Almost like a younger, hip-hop rooted brother to the older Rapid transit, this time the latest chocolate industries compilation isn’t about driving past the interregnum of what if/but not quite. This time it’s about reasserting issues found on the street, a record that delves into criminology, sociology, status and **urban life.
Regardless, when you look at the Stella (in the purely non-piss head sense) you can see that it would be tough for this to be a bad compilation. It kicks off with **prefuse-73’s Radio Attack part 2, with a sexy trademark electronic swing jazz boom-bip and skatty Electro-organ sounds, train braking samples (sounds like) and reverb and atmospheric echo a-go-go. Complex and intricate, click-rolls merge with bleep voices being dragged backwards in Electro-rolls, sounding like a Hindustani sermon sung backwards through a mincer. The end product, a beautiful laid back earful.
Another highlight comes from *Mr. Lif - 'Wanted', a reactionary inarguation of Lif as a man of the streets, a potent anti-establishment lyricist, with a preternatural ability to bring out strikingly powerful and simple statements about black history. This is, whilst not descending into sophism, as so often is the case with commercial hip-hop today. *Haynes’ flow has a tough impact and strikes out at you as someone who’s obviously an activist, whilst **Fakts pulls off some dark rhythms to dance to.

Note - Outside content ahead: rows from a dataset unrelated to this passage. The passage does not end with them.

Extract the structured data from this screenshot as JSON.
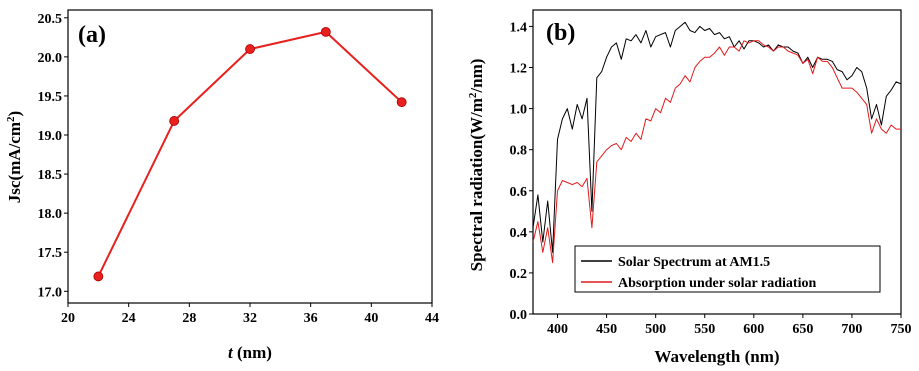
{
  "figure": {
    "panels": [
      "(a)",
      "(b)"
    ]
  },
  "chart_data": [
    {
      "type": "line",
      "panel": "(a)",
      "xlabel_italic": "t",
      "xlabel_rest": " (nm)",
      "ylabel": "Jsc(mA/cm",
      "ylabel_sup": "2",
      "ylabel_end": ")",
      "xlim": [
        20,
        44
      ],
      "ylim": [
        16.85,
        20.6
      ],
      "xticks": [
        "20",
        "24",
        "28",
        "32",
        "36",
        "40",
        "44"
      ],
      "yticks": [
        "17.0",
        "17.5",
        "18.0",
        "18.5",
        "19.0",
        "19.5",
        "20.0",
        "20.5"
      ],
      "series": [
        {
          "color": "#e8201e",
          "x": [
            22,
            27,
            32,
            37,
            42
          ],
          "y": [
            17.19,
            19.18,
            20.1,
            20.32,
            19.42
          ]
        }
      ]
    },
    {
      "type": "line",
      "panel": "(b)",
      "xlabel": "Wavelength (nm)",
      "ylabel": "Spectral radiation(W/m",
      "ylabel_sup": "2",
      "ylabel_end": "/nm)",
      "xlim": [
        375,
        750
      ],
      "ylim": [
        0.0,
        1.48
      ],
      "xticks": [
        "400",
        "450",
        "500",
        "550",
        "600",
        "650",
        "700",
        "750"
      ],
      "yticks": [
        "0.0",
        "0.2",
        "0.4",
        "0.6",
        "0.8",
        "1.0",
        "1.2",
        "1.4"
      ],
      "legend": "bottom-left",
      "series": [
        {
          "name": "Solar Spectrum at AM1.5",
          "color": "#000000",
          "x": [
            375,
            380,
            385,
            390,
            395,
            400,
            405,
            410,
            415,
            420,
            425,
            430,
            435,
            440,
            445,
            450,
            455,
            460,
            465,
            470,
            475,
            480,
            485,
            490,
            495,
            500,
            505,
            510,
            515,
            520,
            525,
            530,
            535,
            540,
            545,
            550,
            555,
            560,
            565,
            570,
            575,
            580,
            585,
            590,
            595,
            600,
            605,
            610,
            615,
            620,
            625,
            630,
            635,
            640,
            645,
            650,
            655,
            660,
            665,
            670,
            675,
            680,
            685,
            690,
            695,
            700,
            705,
            710,
            715,
            720,
            725,
            730,
            735,
            740,
            745,
            750
          ],
          "y": [
            0.42,
            0.58,
            0.35,
            0.55,
            0.3,
            0.85,
            0.95,
            1.0,
            0.9,
            1.02,
            0.95,
            1.05,
            0.5,
            1.15,
            1.18,
            1.25,
            1.3,
            1.32,
            1.24,
            1.34,
            1.33,
            1.36,
            1.32,
            1.38,
            1.3,
            1.35,
            1.36,
            1.37,
            1.3,
            1.38,
            1.4,
            1.42,
            1.38,
            1.37,
            1.4,
            1.38,
            1.39,
            1.36,
            1.37,
            1.34,
            1.35,
            1.3,
            1.33,
            1.29,
            1.33,
            1.33,
            1.32,
            1.3,
            1.31,
            1.28,
            1.31,
            1.3,
            1.3,
            1.28,
            1.27,
            1.22,
            1.25,
            1.2,
            1.25,
            1.24,
            1.24,
            1.23,
            1.19,
            1.18,
            1.14,
            1.16,
            1.2,
            1.18,
            1.1,
            0.95,
            1.02,
            0.92,
            1.06,
            1.09,
            1.13,
            1.12
          ]
        },
        {
          "name": "Absorption under solar radiation",
          "color": "#e31a1c",
          "x": [
            375,
            380,
            385,
            390,
            395,
            400,
            405,
            410,
            415,
            420,
            425,
            430,
            435,
            440,
            445,
            450,
            455,
            460,
            465,
            470,
            475,
            480,
            485,
            490,
            495,
            500,
            505,
            510,
            515,
            520,
            525,
            530,
            535,
            540,
            545,
            550,
            555,
            560,
            565,
            570,
            575,
            580,
            585,
            590,
            595,
            600,
            605,
            610,
            615,
            620,
            625,
            630,
            635,
            640,
            645,
            650,
            655,
            660,
            665,
            670,
            675,
            680,
            685,
            690,
            695,
            700,
            705,
            710,
            715,
            720,
            725,
            730,
            735,
            740,
            745,
            750
          ],
          "y": [
            0.35,
            0.45,
            0.3,
            0.42,
            0.25,
            0.6,
            0.65,
            0.64,
            0.63,
            0.64,
            0.62,
            0.66,
            0.42,
            0.74,
            0.77,
            0.8,
            0.82,
            0.83,
            0.8,
            0.86,
            0.84,
            0.88,
            0.85,
            0.95,
            0.94,
            1.0,
            0.98,
            1.05,
            1.03,
            1.1,
            1.12,
            1.16,
            1.13,
            1.2,
            1.23,
            1.25,
            1.25,
            1.27,
            1.3,
            1.26,
            1.3,
            1.3,
            1.28,
            1.33,
            1.32,
            1.33,
            1.33,
            1.31,
            1.3,
            1.28,
            1.3,
            1.3,
            1.28,
            1.27,
            1.26,
            1.22,
            1.24,
            1.17,
            1.25,
            1.23,
            1.23,
            1.2,
            1.15,
            1.1,
            1.1,
            1.1,
            1.08,
            1.05,
            1.02,
            0.88,
            0.95,
            0.9,
            0.88,
            0.92,
            0.9,
            0.9
          ]
        }
      ]
    }
  ]
}
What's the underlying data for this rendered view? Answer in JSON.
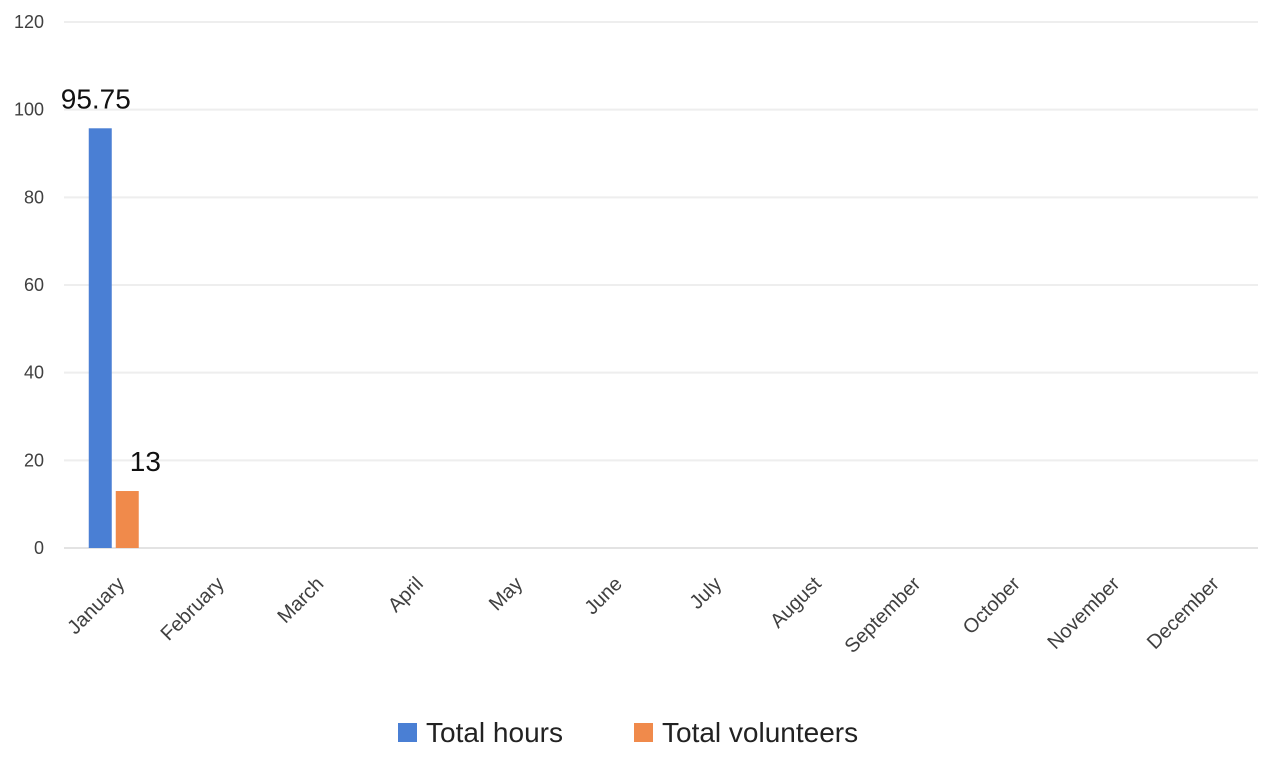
{
  "chart_data": {
    "type": "bar",
    "title": "",
    "xlabel": "",
    "ylabel": "",
    "ylim": [
      0,
      120
    ],
    "yticks": [
      "0",
      "20",
      "40",
      "60",
      "80",
      "100",
      "120"
    ],
    "grid": true,
    "legend_position": "bottom",
    "categories": [
      "January",
      "February",
      "March",
      "April",
      "May",
      "June",
      "July",
      "August",
      "September",
      "October",
      "November",
      "December"
    ],
    "series": [
      {
        "name": "Total hours",
        "color": "#4a7fd4",
        "values": [
          95.75,
          null,
          null,
          null,
          null,
          null,
          null,
          null,
          null,
          null,
          null,
          null
        ],
        "data_labels": [
          "95.75",
          "",
          "",
          "",
          "",
          "",
          "",
          "",
          "",
          "",
          "",
          ""
        ]
      },
      {
        "name": "Total volunteers",
        "color": "#f08a4b",
        "values": [
          13,
          null,
          null,
          null,
          null,
          null,
          null,
          null,
          null,
          null,
          null,
          null
        ],
        "data_labels": [
          "13",
          "",
          "",
          "",
          "",
          "",
          "",
          "",
          "",
          "",
          "",
          ""
        ]
      }
    ]
  }
}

My personal favourite on the album has to be **True Confessions by RJD2, thought provoking and not a little amusing, it tells the story of a 17 year old in a confession booth, telling his story of his crimes to the priest. Stereos, amps and money from the church have gone into his stash, and he tells how he has ‘fought with [his] brothers’. What is even more fundamental to this track is the new-prominence of RJD2 as an unbelievably skilled impresario of sampling, cutting dialogues into stories and bringing in addition to the heavy cymbal-smash/brass section beat, an epic prog. Guitar solo, to add to this epic track. Once again, this track redefines an artist who continues to astound listeners at every turn.
Finally, a track that deserves a mention - **Mino Hatori makes a sohoesque track -night light- that makes you feel like you’re a geostationary satellite, floating high above the city and watching the neon flash by (without drugs, honest). Sonorous and captivating, it manages to collate the whole urban blues feel of nocturnal urban life at ease.
Urban Renewal Program is a stunning collection of all the people everyone’s talked/is talking about out there, each track uniquely brings something new into the fold, and there ain’t one bad track on there, even though I know some people are gonna hate Themselves - y’know, the group.